Sharapova, who starts her Stuttgart campaign against Italian veteran Roberta Vinci, had been taking the over-the-counter cardiac supplement when it was within the rules, but was later reclassified as a prohibited drug.
Far from being remorseful, Sharapova recently hit out at tennis authorities for failing to give her sufficient warning that meldonium had become a banned substance.
The Russian will step onto centre court at 1830 (1630 GMT) on Wednesday and could not have picked a better tournament for her return, having won the Stuttgart title three times, and suffering just one defeat.
If she gets through her opener, she could face Poland's Agnieszka Radwanska, one of her fiercest critics, in the second round.
Radwanska, the sixth-seed in Stuttgart, expects a 'fierce' return from the Russian, but says Sharapova should have had to qualify on merit rather than being given a free pass on a wild card.
- 'Journeymen' rivals -
"This kind of entry into the tournament should apply to players who dropped in the ranking because of injury, illness or some other random event. Not for those suspended for doping," said Radwanska.

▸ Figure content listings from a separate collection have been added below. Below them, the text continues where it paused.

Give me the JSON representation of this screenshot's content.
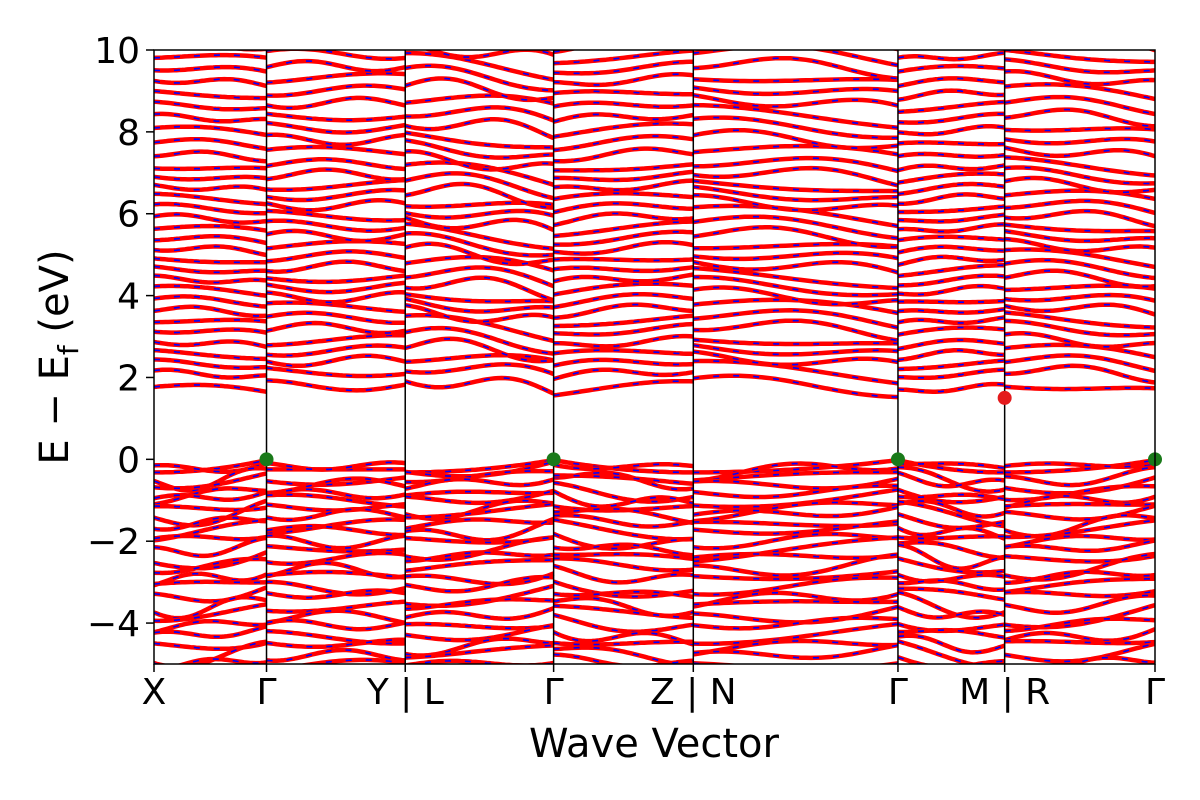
{
  "chart_data": {
    "type": "line",
    "title": "",
    "xlabel": "Wave Vector",
    "ylabel": "E − E_f (eV)",
    "ylabel_parts": {
      "main": "E − E",
      "sub": "f",
      "unit": " (eV)"
    },
    "ylim": [
      -5,
      10
    ],
    "yticks": [
      -4,
      -2,
      0,
      2,
      4,
      6,
      8,
      10
    ],
    "ytick_labels": [
      "−4",
      "−2",
      "0",
      "2",
      "4",
      "6",
      "8",
      "10"
    ],
    "x_segments": [
      {
        "from": "X",
        "to": "Γ",
        "length": 0.7436
      },
      {
        "from": "Y",
        "to": "L",
        "length": 0.9167
      },
      {
        "from": "L",
        "to": "Γ",
        "length": 0.9808
      },
      {
        "from": "Γ",
        "to": "Z",
        "length": 0.9231
      },
      {
        "from": "N",
        "to": "Γ",
        "length": 1.3526
      },
      {
        "from": "Γ",
        "to": "M",
        "length": 0.7051
      },
      {
        "from": "R",
        "to": "Γ",
        "length": 0.9936
      }
    ],
    "xticks": [
      {
        "label": "X",
        "pos": 0.0
      },
      {
        "label": "Γ",
        "pos": 0.7436
      },
      {
        "label": "Y | L",
        "pos": 1.6603
      },
      {
        "label": "Γ",
        "pos": 2.641
      },
      {
        "label": "Z | N",
        "pos": 3.5641
      },
      {
        "label": "Γ",
        "pos": 4.9167
      },
      {
        "label": "M | R",
        "pos": 5.6218
      },
      {
        "label": "Γ",
        "pos": 6.6154
      }
    ],
    "xlim": [
      0.0,
      6.6154
    ],
    "series": [],
    "legend": "none",
    "grid": false,
    "valence_band_max": {
      "energy": 0.0,
      "points_at": [
        "Γ",
        "Γ",
        "Γ",
        "Γ"
      ],
      "color": "#1a7a1a"
    },
    "conduction_band_min": {
      "energy": 1.5,
      "point_at": "M | R",
      "color": "#e41a1c"
    },
    "band_gap_eV": 1.5,
    "spin_up_color": "#ff0000",
    "spin_down_color": "#0000ff",
    "valence_band_tops": [
      0.0,
      -0.05,
      -0.32,
      -0.42,
      -0.7,
      -0.82,
      -1.05,
      -1.18,
      -1.42,
      -1.6,
      -1.82,
      -2.05,
      -2.25,
      -2.48,
      -2.72,
      -2.95,
      -3.18,
      -3.42,
      -3.65,
      -3.9,
      -4.15,
      -4.38,
      -4.62,
      -4.85
    ],
    "conduction_band_bottoms": [
      1.5,
      1.85,
      2.1,
      2.35,
      2.6,
      2.9,
      3.15,
      3.4,
      3.65,
      3.9,
      4.15,
      4.4,
      4.65,
      4.9,
      5.15,
      5.4,
      5.65,
      5.9,
      6.15,
      6.4,
      6.65,
      6.9,
      7.2,
      7.5,
      7.8,
      8.1,
      8.4,
      8.7,
      9.0,
      9.3,
      9.6,
      9.9
    ]
  }
}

Sharapova's agent Max Eisenbud believes his client's rivals are motivated solely by jealousy especially with Sharapova battling also for a French Open wild card.
"All those 'journeyman' players like Radwanska and Caroline Wozniacki who have never won a slam and the next generation passing them. They are smart to try to keep Maria out of Paris," Eisenbud said.
"NO Serena, NO Maria, NO Vika, NO Petra, it's their last chance to win a slam," he added, a nod to the absence of pregnant Serena Williams, Petra Kvitova and Victoria Azarenka, expected to return in July after having a baby.
Sharapova can expect plenty of support from the Stuttgart organisers as her return is the highlight in the tournament's 40th anniversary celebrations.
As an ambassador for Porsche, she is sure of a warm welcome. Her confectionary brand -- Sugarpova -- will have a stand in the tournament's retail village.
Tournament director Markus Guenthardt knows her presence will boost ticket sales.
"Her return in the Porsche Arena is a fabulous present for our fantastic spectators and is certain to be one of the sporting and emotional highlights of our anniversary tournament," he said.
As well as Radwanska, many of her other potential Stuttgart rivals have made it clear they disapprove of her getting a helping hand into the main draw.
Germany's Angelique Kerber, this year's top seed and the only player to have beaten Sharapova in Stuttgart, said her place should have gone to local talent.
"It's a German tournament, and we [have] so many good German players, so this is also a little bit strange," said Kerber.
"It's also strange for the players, that she can walk on site on Wednesday and she can play on Wednesday."
Dominika Cibulkova, the third seed, claims Sharapova is benefiting from unfair treatment.
"It's not about her, but everyone who was doping should start from zero," said the Slovakian.